Постепенно горе ослабевало, и Нина превратилась в нежный образ на туманно-сером фоне прошлого, все более и более похожая на священную икону в старой церкви, которую я иногда посещал, чтобы найти там утешение.

Через несколько месяцев после смерти Нины большевики начали продвигаться в Дагестан. Возглавляемые революционером Махачом {76}, они завоевали страну, несмотря на сильнейшее сопротивление. Махач был уроженцем аварского селения Гимры, родины Шамиля. (Родиной Махача является аул Унцукуль.— Прим. ред.). Сын простолюдина, он обладал темпераментом прирожденного бунтаря. После учебы в Петербурге он женился на внучке Шамиля, выросшей в России.

Махач получил европейское образование. Цивилизованный человек, но в тоже время абрек по натуре, как Зелим-хан, и мятежник, как Хочбар из Гидатля, которого воспевал Галбац, он принял идею революции с рвением, как и некоторые другие кавказцы, которым казалось, что она может свергнуть господство России и открыть путь к независимости. Все это было, конечно, роковой ошибкой, которая могла привести к хаосу.

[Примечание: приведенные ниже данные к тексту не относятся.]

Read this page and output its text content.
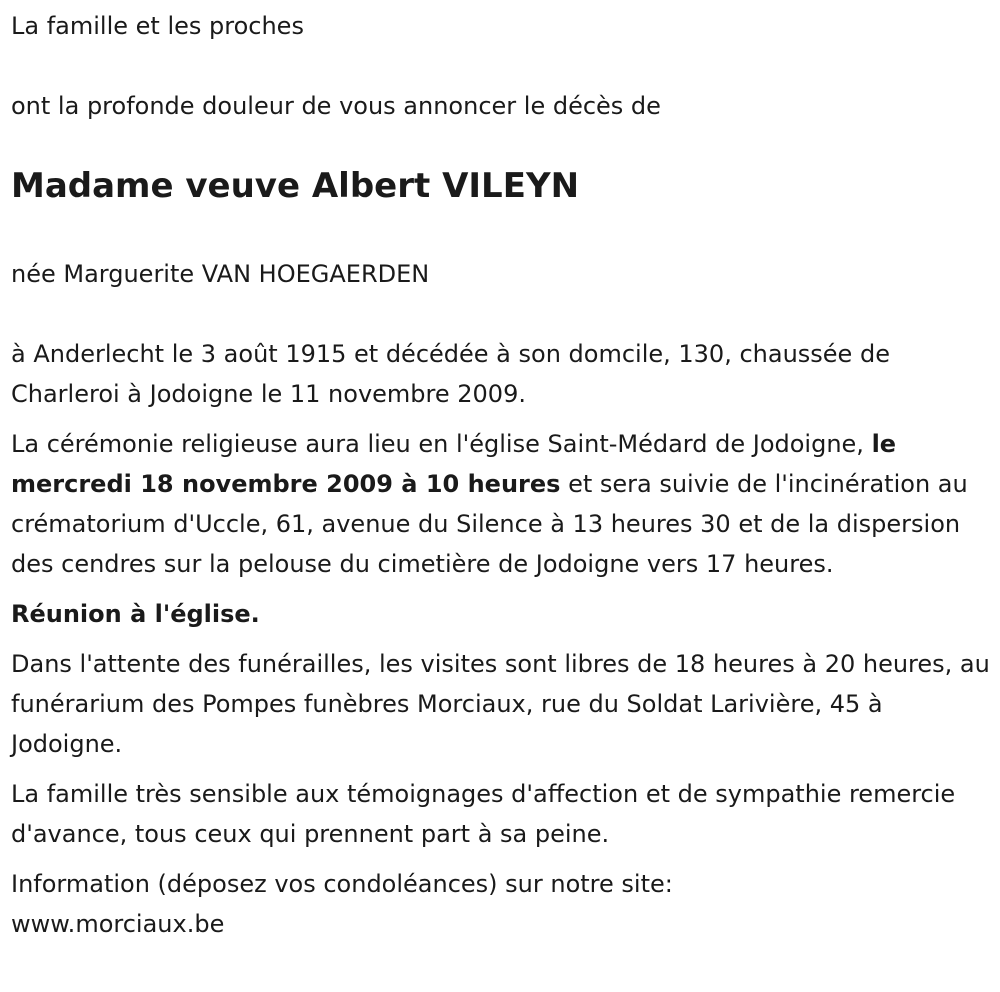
La famille et les proches

ont la profonde douleur de vous annoncer le décès de

Madame veuve Albert VILEYN

née Marguerite VAN HOEGAERDEN

à Anderlecht le 3 août 1915 et décédée à son domcile, 130, chaussée de Charleroi à Jodoigne le 11 novembre 2009.

La cérémonie religieuse aura lieu en l'église Saint-Médard de Jodoigne, le mercredi 18 novembre 2009 à 10 heures et sera suivie de l'incinération au crématorium d'Uccle, 61, avenue du Silence à 13 heures 30 et de la dispersion des cendres sur la pelouse du cimetière de Jodoigne vers 17 heures.

Réunion à l'église.

Dans l'attente des funérailles, les visites sont libres de 18 heures à 20 heures, au funérarium des Pompes funèbres Morciaux, rue du Soldat Larivière, 45 à Jodoigne.

La famille très sensible aux témoignages d'affection et de sympathie remercie d'avance, tous ceux qui prennent part à sa peine.

Information (déposez vos condoléances) sur notre site:
www.morciaux.be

Первым же правительственным распоряжением, после того как он занял Темир-Хан-Шуру, было обвязать памятник князю Аргутинскому-Долгорукому канатами и с помощью рабочих сбросить огромную фигуру с постамента. Безвкусно выполненная статуя завоевателя Дагестана в течение нескольких дней лежала на земле перед зданием правительства с вытянутыми руками и ногами, представляя собой ужасное зрелище. Но народ радовался этому, а Махач завоевал себе симпатии, потому что именно благодаря ему был снесен памятник русскому господству.

Он стал жить в городе вместе с женой и, благодаря нашим старым связям с семьей Шамиля, я приходил иногда в его дом. Если Темир-Хан-Шура и была в его руках, то горы еще не были покорены, там закрепились националисты-патриоты. Со временем им удалось занять отдельные территории в горах и начать продвигаться вперед. А в городе, где успехи первого после неожиданного нападения еще не достаточно закрепились, жители стали отходить от Махача, и вождь националистов издал приказ поймать его.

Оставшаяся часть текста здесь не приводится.